- PC Engine box art
- Developer(s): Capcom
- Publisher(s): Capcom (AC, JP) Romstar (AC, US) NEC Avenue (PCE)
- Composer(s): Manami Matsumae
- Platform(s): Arcade PC Engine
- Release: ArcadeWW: 1988; PC EngineJP: August 25, 1989;
- Genre(s): Formula One racing
- Mode(s): Single-player

= F-1 Dream =

1988 Video game

F-1 Dream (F1ドリーム) is an automobile racing arcade game released by Capcom in 1988. Like many other Capcom arcade games at the time, it was released in the US by Romstar. It also had a PC Engine port released exclusively in Japan on August 25, 1989.

==Gameplay==
Players start off in Formula 3000 (F3000) needing enough points (12) to progress to Formula One (F1) using either a non-turbo or turbo powered car. Although both had the same amount of horsepower, the turbo car is 20 km/h faster in both categories. Turbo F3000 cars started at 300 km/h top speed while F1 cars started at 400. Horsepower improvements for finishing a race 4th or better would see F3000 get up to a maximum speed of 360 and 460 in F1.

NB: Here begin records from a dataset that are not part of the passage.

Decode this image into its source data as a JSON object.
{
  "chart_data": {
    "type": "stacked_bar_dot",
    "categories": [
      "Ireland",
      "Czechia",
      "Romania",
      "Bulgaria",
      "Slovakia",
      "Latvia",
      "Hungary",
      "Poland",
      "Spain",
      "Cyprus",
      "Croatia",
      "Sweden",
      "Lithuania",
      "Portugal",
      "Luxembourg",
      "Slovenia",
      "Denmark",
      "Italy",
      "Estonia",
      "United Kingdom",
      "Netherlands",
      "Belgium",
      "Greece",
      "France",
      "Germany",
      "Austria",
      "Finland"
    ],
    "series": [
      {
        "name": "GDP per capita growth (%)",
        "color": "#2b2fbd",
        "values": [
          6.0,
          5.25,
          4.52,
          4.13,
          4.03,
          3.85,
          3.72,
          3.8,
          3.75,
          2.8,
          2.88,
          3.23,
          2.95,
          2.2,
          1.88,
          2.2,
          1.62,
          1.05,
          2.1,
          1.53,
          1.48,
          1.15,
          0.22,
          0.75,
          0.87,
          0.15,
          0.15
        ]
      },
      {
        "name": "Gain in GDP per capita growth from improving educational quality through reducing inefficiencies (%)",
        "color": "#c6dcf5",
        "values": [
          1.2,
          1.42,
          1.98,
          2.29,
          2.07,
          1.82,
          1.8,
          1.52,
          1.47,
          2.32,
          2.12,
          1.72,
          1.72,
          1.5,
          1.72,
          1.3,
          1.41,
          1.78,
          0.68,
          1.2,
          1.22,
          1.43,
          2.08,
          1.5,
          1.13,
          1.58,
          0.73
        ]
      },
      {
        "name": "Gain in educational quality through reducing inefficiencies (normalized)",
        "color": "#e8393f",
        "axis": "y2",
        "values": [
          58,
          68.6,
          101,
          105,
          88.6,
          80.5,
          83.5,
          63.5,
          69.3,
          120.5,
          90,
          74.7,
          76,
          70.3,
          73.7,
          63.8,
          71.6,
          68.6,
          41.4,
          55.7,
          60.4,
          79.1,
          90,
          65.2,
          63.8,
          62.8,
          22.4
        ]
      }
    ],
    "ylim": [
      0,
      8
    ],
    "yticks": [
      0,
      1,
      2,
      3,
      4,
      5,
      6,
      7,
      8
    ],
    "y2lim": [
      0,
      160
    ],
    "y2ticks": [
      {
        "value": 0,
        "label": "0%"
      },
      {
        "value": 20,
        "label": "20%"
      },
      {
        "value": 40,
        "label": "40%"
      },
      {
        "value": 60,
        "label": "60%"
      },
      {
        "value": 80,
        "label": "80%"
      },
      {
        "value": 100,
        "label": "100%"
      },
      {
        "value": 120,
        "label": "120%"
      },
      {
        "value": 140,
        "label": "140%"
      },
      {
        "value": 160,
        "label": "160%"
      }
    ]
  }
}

A choice of 4 circuits were available for both F3000 and F1 varying in difficulty and the player drives against seven other main cars in both categories. For the first race in each category, the player is given a one-lap qualifying run in either wet or dry conditions to determine their starting position. From then on the starting position is where the driver finished in the previous race. Races are then held over 2 laps (F3000) and 3 laps (F1) with pitstops optional for fuel and tyres and the player has the choice of turbo or non-turbo for each race which is also randomly wet or dry. To continue on to the next race, a player must finish in the top 6 (points were scored the same as Formula One at the time with 9 for 1st, 6 for 2nd, 4 for 3rd, 3 for 4th, 2 for 5th and 1 for 6th). During a race, the player has to avoid hazards including spectators running across the track or other cars (including extra back markers). Hitting either will cause the players car to spin. The player also needs to keep their car on the road as driving off the track will cause the car to slow dramatically. Wet tracks will cause the cars to slide wide when turning.

The game ends if the player finishes a race in 7th or 8th, their car runs out of fuel or is too damaged to continue.

== Reception ==
In Japan, Game Machine listed F-1 Dream on their June 1, 1988 issue as being the fourth most-successful table arcade unit of the month. It ranked 16th in Game Machine's Best Hit Games 25 and had a 5.13 rating.